National Parks Face Bleak Future Without Latinos

Latinos should be involved in park planning.

ByABC News
April 24, 2013, 11:37 AM

April 25, 2013— -- The Republican Party and the National Park Service have something in common: They want to attract Latinos and they face a bleak future if they can't figure out how to woo this powerful demographic.

Just as the GOP faces a shrinking pool of white males, so too does the park service. There aren't enough of the cookie-cutter families of four who have traditionally visited parks to sustain them long-term.

While that makes some people nervous, it shouldn't. It means there's a huge, largely untapped pool of potential visitors.

But just as Latino voters need to know a Republican president won't tell them to self-deport, Latinos need to know that they're welcome at parks.

ABC/Univision previously detailed some of the reasons minorities are reluctant to travel to parks, and they range from fears about safety to a lack of transportation.

Some of those concerns are difficult to tackle, and looming budget cuts don't help the situation either. But advocates of increasing the diversity of park visitors say there are steps the park service needs to take if they want a future.

John Griffith, a supervisor with California Conservation Corps, an agency that gives young people who might not otherwise have the opportunity a chance to work outdoors, says simply adding more picnic tables at parks would be a good start.

"If you think about a typical white family, there are four people in that family and they need one picnic table," he said. "But when Latin American families come, they often come with grandma, grandpa, aunts and uncles and one table is not enough."

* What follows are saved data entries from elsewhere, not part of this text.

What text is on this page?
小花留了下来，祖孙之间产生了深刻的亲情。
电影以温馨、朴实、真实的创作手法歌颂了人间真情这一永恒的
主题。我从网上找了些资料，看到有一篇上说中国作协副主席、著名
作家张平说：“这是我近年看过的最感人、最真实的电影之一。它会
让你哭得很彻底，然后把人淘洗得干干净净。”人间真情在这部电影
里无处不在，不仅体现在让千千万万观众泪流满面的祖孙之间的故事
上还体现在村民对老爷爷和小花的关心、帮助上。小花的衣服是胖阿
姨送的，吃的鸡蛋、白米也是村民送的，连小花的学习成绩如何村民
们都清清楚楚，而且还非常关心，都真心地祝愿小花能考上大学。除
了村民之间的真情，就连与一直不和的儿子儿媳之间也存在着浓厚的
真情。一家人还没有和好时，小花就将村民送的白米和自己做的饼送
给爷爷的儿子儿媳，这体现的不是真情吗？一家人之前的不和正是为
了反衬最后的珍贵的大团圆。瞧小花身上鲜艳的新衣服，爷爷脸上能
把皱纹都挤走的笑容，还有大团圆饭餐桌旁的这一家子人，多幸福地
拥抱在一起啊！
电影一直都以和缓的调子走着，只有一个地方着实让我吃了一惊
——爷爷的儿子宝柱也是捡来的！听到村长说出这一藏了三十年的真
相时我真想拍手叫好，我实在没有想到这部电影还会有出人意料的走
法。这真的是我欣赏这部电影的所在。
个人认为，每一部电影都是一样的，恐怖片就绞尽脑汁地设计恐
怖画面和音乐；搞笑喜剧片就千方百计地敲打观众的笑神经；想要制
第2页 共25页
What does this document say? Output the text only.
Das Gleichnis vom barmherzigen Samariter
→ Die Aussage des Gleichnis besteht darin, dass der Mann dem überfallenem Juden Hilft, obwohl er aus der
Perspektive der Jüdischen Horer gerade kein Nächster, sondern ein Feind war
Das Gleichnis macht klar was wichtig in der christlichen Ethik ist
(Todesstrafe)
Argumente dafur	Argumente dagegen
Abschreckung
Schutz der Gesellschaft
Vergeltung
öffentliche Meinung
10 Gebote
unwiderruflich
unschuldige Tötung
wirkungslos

Why not just rent multiple campsites? Park planners might ask that question but if they included Latinos in the planning process, they'd have an answer before it became a problem.

Latino families don't want to be split up into different sites. They want a bunch of tables in one place where they can all be together. It might not sound like a huge drawback, but it contributes to the sense that their preferred style of vacationing is not considered and that is a big issue.

"If you have a Latino and black population, then you should make sure to include those user groups in the planning of parks," Griffith said. "If I was planning a park, I'd want the urban population to have access, so I'd run bus lines, and I would have multiple tables for extended family groups. If you're engaging user groups with the design, I think you have much higher engagement."

Spanish-language trail signs would also help, as would including stories about more than just the white settlers and native populations in park exhibits.

That sounds easy, right? Except it's not really happening.

Griffith says park planners have assumed minorities are not interested in the outdoors so they haven't planned for them. And even though minorities might be interested in going to the parks, the parks don't reflect what they need, so they don't feel welcome.

"There's a negative assumption loop going on," he said, and it needs to be broken to keep the park system vibrant.

One way to do that, Griffith says, is to engage children, especially racial and ethnic minorities who might not get to parks on their own.

"Kids are not engaging, they're not playing outdoors," he said. "No great conservationist has been raised indoors. Those early outdoor experiences are super important. We need our kids, all of our kids, to have a relationship with nature."

And that's not only important, it's vital to the future of the park system.